À l’issue de ce nouveau contrôle, des mesures strictes doivent être prises en matière d’indemnités ou de remboursements de frais et s’appliquer à l’ensemble des conseils territoriaux.

Les désordres comptables et le caractère dispendieux de la gestion témoignent de dysfonctionnements importants. La remise en ordre passe par la mise en place d’un dispositif de contrôle interne et, en fonction des risques, par une révision de nombreuses procédures.

Les procédures d’achats et de gestion des ressources humaines doivent être sécurisées. L’obligation de respecter les principes de libre accès à la commande, de publicité, d’égalité de traitement des candidats et de transparence des procédures, qui s’imposeront aux ordres à compter du 1er janvier 2020, devrait, à cet égard, constituer un premier garde-fou contre la répétition des dérives passées.

En matière immobilière, une professionnalisation est nécessaire ainsi qu’un processus décisionnel transparent qui fasse remonter les choix au niveau de l’assemblée plénière de l’ordre.
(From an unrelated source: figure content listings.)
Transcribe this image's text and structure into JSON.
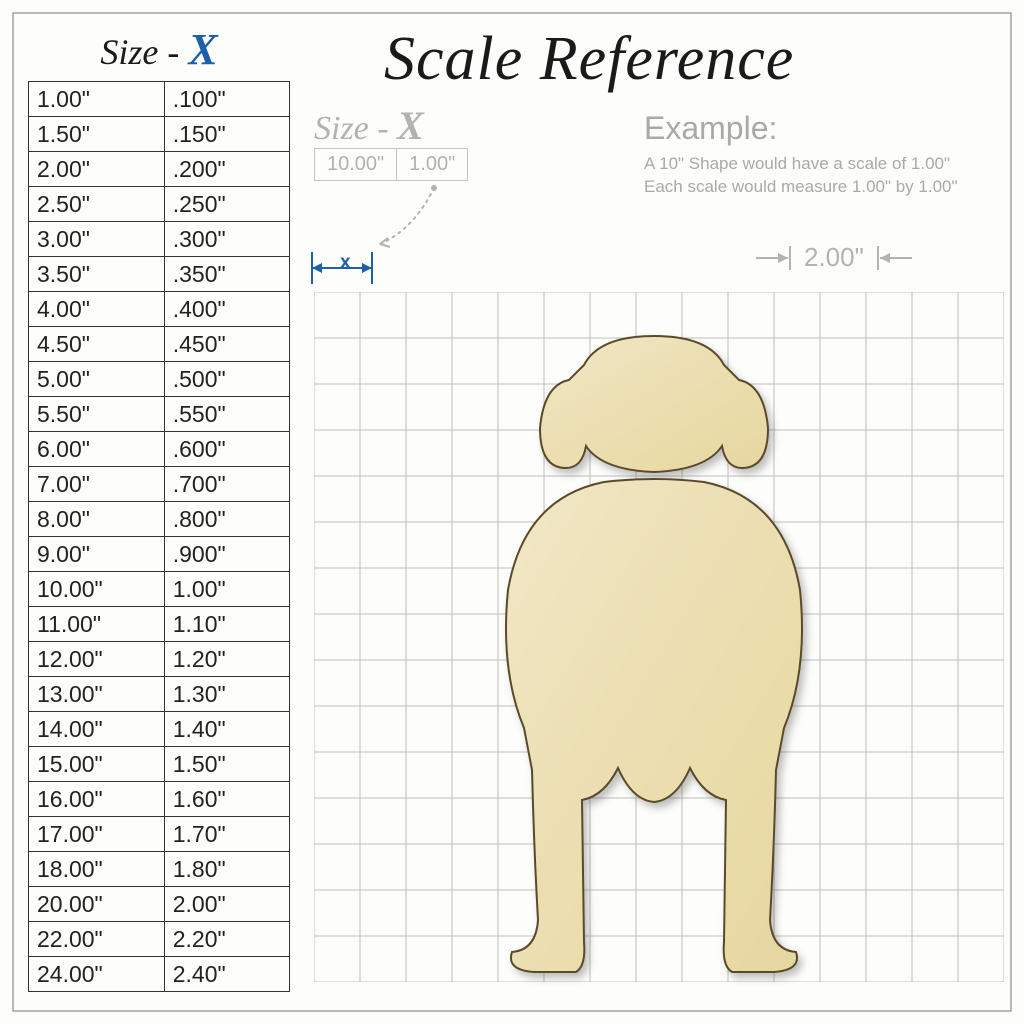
{
  "title": "Scale Reference",
  "size_header": {
    "prefix": "Size - ",
    "x": "X",
    "x_color": "#1e5fa8"
  },
  "sub_size": {
    "prefix": "Size - ",
    "x": "X",
    "color": "#b2b2b2"
  },
  "mini_table": {
    "left": "10.00\"",
    "right": "1.00\""
  },
  "example": {
    "title": "Example:",
    "line1": "A 10\" Shape would have a scale of 1.00\"",
    "line2": "Each scale would measure 1.00\" by 1.00\""
  },
  "x_marker_label": "x",
  "dim2_label": "2.00\"",
  "size_table": {
    "rows": [
      [
        "1.00\"",
        ".100\""
      ],
      [
        "1.50\"",
        ".150\""
      ],
      [
        "2.00\"",
        ".200\""
      ],
      [
        "2.50\"",
        ".250\""
      ],
      [
        "3.00\"",
        ".300\""
      ],
      [
        "3.50\"",
        ".350\""
      ],
      [
        "4.00\"",
        ".400\""
      ],
      [
        "4.50\"",
        ".450\""
      ],
      [
        "5.00\"",
        ".500\""
      ],
      [
        "5.50\"",
        ".550\""
      ],
      [
        "6.00\"",
        ".600\""
      ],
      [
        "7.00\"",
        ".700\""
      ],
      [
        "8.00\"",
        ".800\""
      ],
      [
        "9.00\"",
        ".900\""
      ],
      [
        "10.00\"",
        "1.00\""
      ],
      [
        "11.00\"",
        "1.10\""
      ],
      [
        "12.00\"",
        "1.20\""
      ],
      [
        "13.00\"",
        "1.30\""
      ],
      [
        "14.00\"",
        "1.40\""
      ],
      [
        "15.00\"",
        "1.50\""
      ],
      [
        "16.00\"",
        "1.60\""
      ],
      [
        "17.00\"",
        "1.70\""
      ],
      [
        "18.00\"",
        "1.80\""
      ],
      [
        "20.00\"",
        "2.00\""
      ],
      [
        "22.00\"",
        "2.20\""
      ],
      [
        "24.00\"",
        "2.40\""
      ]
    ]
  },
  "grid": {
    "cell": 46,
    "cols": 15,
    "rows": 15,
    "line_color": "#bfbfbf",
    "bold_every": 2
  },
  "colors": {
    "accent": "#1e5fa8",
    "muted": "#b2b2b2",
    "border": "#333333",
    "wood_fill": "#ede0b8",
    "wood_stroke": "#5a4a2a",
    "background": "#fdfdfb"
  },
  "shape": {
    "type": "silhouette",
    "description": "dog-back-view"
  }
}
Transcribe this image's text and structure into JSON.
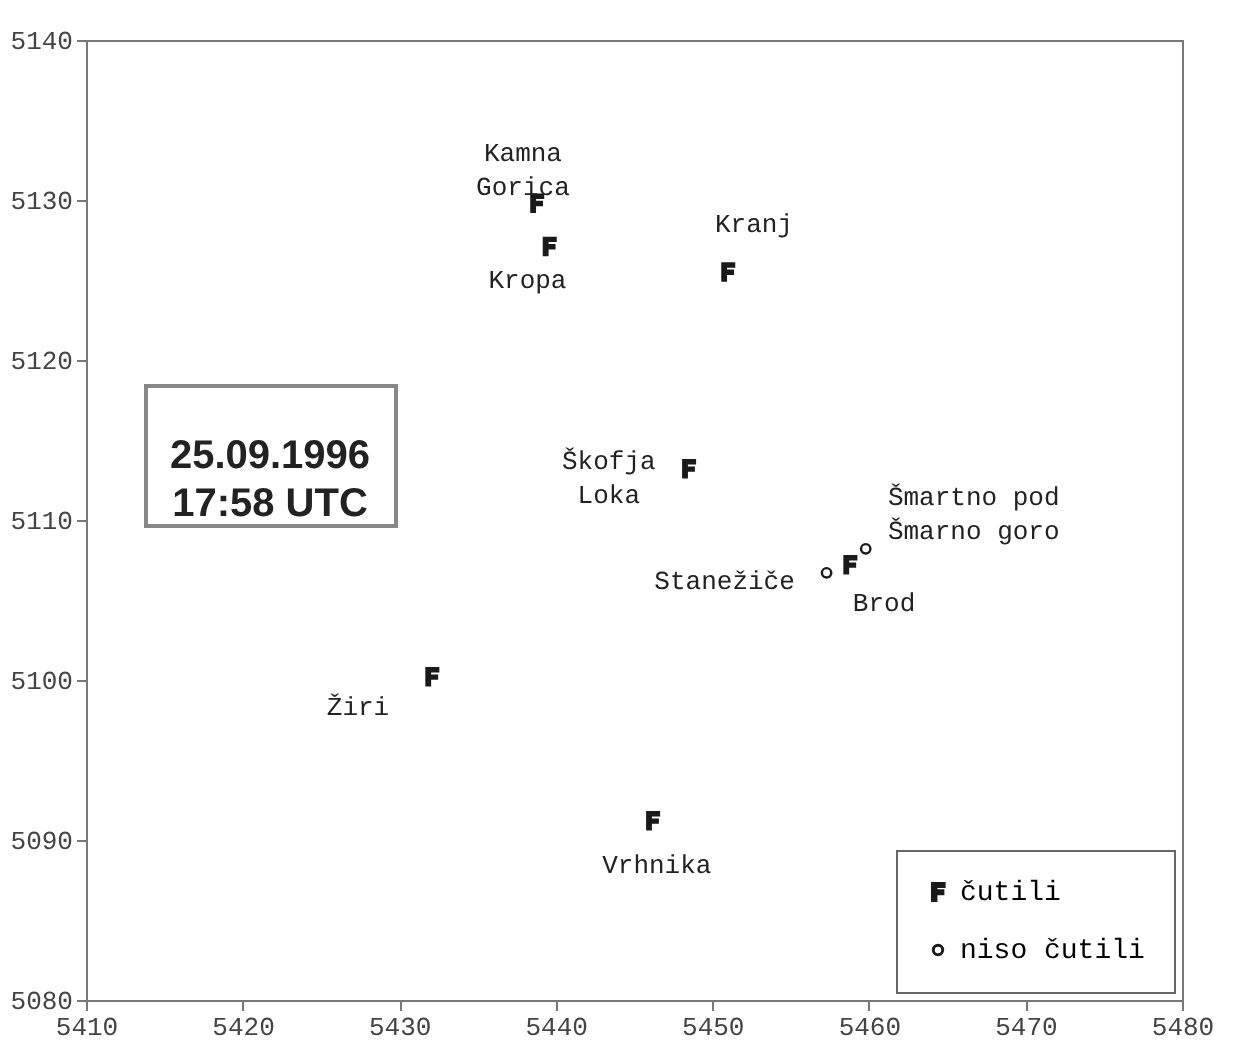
{
  "chart_data": {
    "type": "scatter",
    "xlim": [
      5410,
      5480
    ],
    "xticks": [
      5410,
      5420,
      5430,
      5440,
      5450,
      5460,
      5470,
      5480
    ],
    "ylim": [
      5080,
      5140
    ],
    "yticks": [
      5080,
      5090,
      5100,
      5110,
      5120,
      5130,
      5140
    ],
    "grid": false,
    "legend": "bottom right",
    "series": [
      {
        "name": "čutili",
        "color": "#1a1a1a",
        "x": [
          5438.8,
          5439.6,
          5451.0,
          5448.5,
          5458.8,
          5432.1,
          5446.2
        ],
        "values": [
          5129.8,
          5127.1,
          5125.5,
          5113.2,
          5107.2,
          5100.2,
          5091.2
        ]
      },
      {
        "name": "niso čutili",
        "color": "#1a1a1a",
        "marker": "circle",
        "x": [
          5459.8,
          5457.3
        ],
        "values": [
          5108.2,
          5106.7
        ]
      }
    ],
    "annotations": [
      {
        "text": "Kamna\nGorica",
        "x": 5438.8,
        "y": 5129.8
      },
      {
        "text": "Kropa",
        "x": 5439.6,
        "y": 5127.1
      },
      {
        "text": "Kranj",
        "x": 5451.0,
        "y": 5125.5
      },
      {
        "text": "Škofja\nLoka",
        "x": 5448.5,
        "y": 5113.2
      },
      {
        "text": "Šmartno pod\nŠmarno goro",
        "x": 5459.8,
        "y": 5108.2
      },
      {
        "text": "Stanežiče",
        "x": 5457.3,
        "y": 5106.7
      },
      {
        "text": "Brod",
        "x": 5458.8,
        "y": 5107.2
      },
      {
        "text": "Žiri",
        "x": 5432.1,
        "y": 5100.2
      },
      {
        "text": "Vrhnika",
        "x": 5446.2,
        "y": 5091.2
      },
      "25.09.1996\n17:58 UTC"
    ]
  }
}
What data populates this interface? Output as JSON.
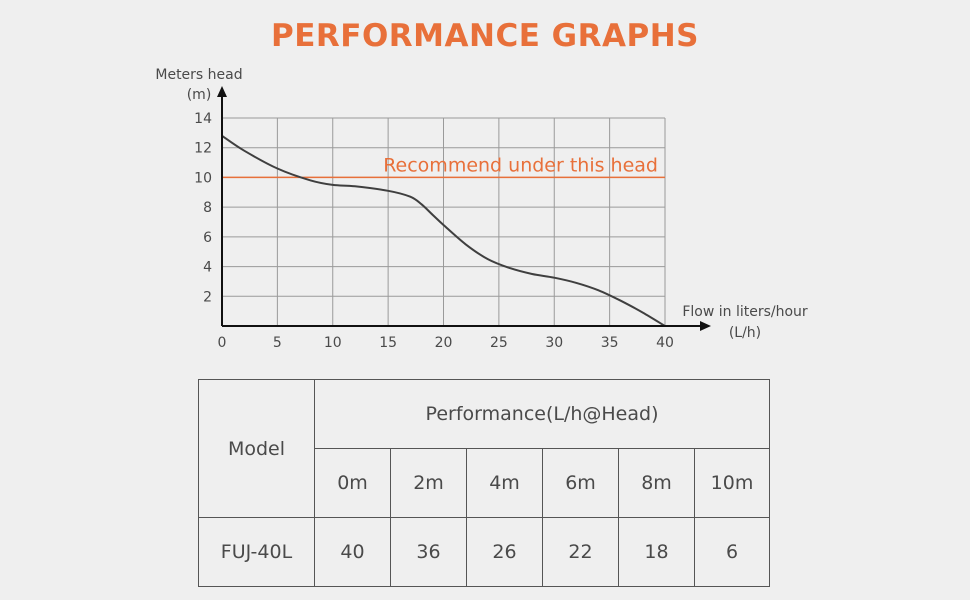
{
  "title": "PERFORMANCE GRAPHS",
  "colors": {
    "accent": "#e8703a",
    "text": "#4a4a4a",
    "grid": "#9a9a9a",
    "curve": "#3f3f3f",
    "background": "#efefef"
  },
  "chart_data": {
    "type": "line",
    "title": "PERFORMANCE GRAPHS",
    "ylabel_line1": "Meters head",
    "ylabel_line2": "(m)",
    "xlabel_line1": "Flow in liters/hour",
    "xlabel_line2": "(L/h)",
    "xlim": [
      0,
      40
    ],
    "ylim": [
      0,
      14
    ],
    "xticks": [
      0,
      5,
      10,
      15,
      20,
      25,
      30,
      35,
      40
    ],
    "yticks": [
      2,
      4,
      6,
      8,
      10,
      12,
      14
    ],
    "grid": true,
    "series": [
      {
        "name": "head vs flow",
        "x": [
          0,
          2,
          5,
          8,
          10,
          12,
          15,
          17,
          18,
          19,
          20,
          22,
          24,
          26,
          28,
          30,
          32,
          34,
          36,
          38,
          40
        ],
        "y": [
          12.8,
          11.8,
          10.6,
          9.8,
          9.5,
          9.4,
          9.1,
          8.7,
          8.2,
          7.5,
          6.8,
          5.5,
          4.5,
          3.9,
          3.5,
          3.25,
          2.9,
          2.4,
          1.7,
          0.9,
          0.0
        ]
      }
    ],
    "reference_line": {
      "y": 10,
      "label": "Recommend under this head"
    }
  },
  "table": {
    "model_header": "Model",
    "performance_header": "Performance(L/h@Head)",
    "heads": [
      "0m",
      "2m",
      "4m",
      "6m",
      "8m",
      "10m"
    ],
    "rows": [
      {
        "model": "FUJ-40L",
        "values": [
          "40",
          "36",
          "26",
          "22",
          "18",
          "6"
        ]
      }
    ]
  }
}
L’ensemble de ces constats conduisent la Cour à formuler les recommandations suivantes :

1. centraliser au niveau national l’émission et la comptabilisation des appels à cotisation pour la totalité des cotisations appelées (CNOM) ; 2. gérer les disponibilités de l’ordre au niveau national (réitérée) et utiliser

les excédents de trésorerie pour baisser la cotisation (CNOM) ;

3. encadrer et harmoniser les montants des indemnités versées aux élus et rendre public leur montant sur une base annuelle et nominative.

Adopter un cadre clair applicable à l’ensemble des remboursements de frais et sanctionner tout écart (CNOM) ;

4. mettre en place un dispositif de contrôle interne et de contrôle de gestion (CNOM).

121 En particulier : réformer le fonds de péréquation en prenant en compte le patrimoine immobilier et la qualité de gestion de chaque conseil ; renforcer le rôle de la commission de contrôle des comptes en professionnalisant ses moyens et ses méthodes ; se doter d’un comité d’audit majoritairement composé d’experts indépendants ; veiller au respect des dispositions fiscales et sociales ; procéder à un audit « organisation et méthodes » de l’ensemble des missions.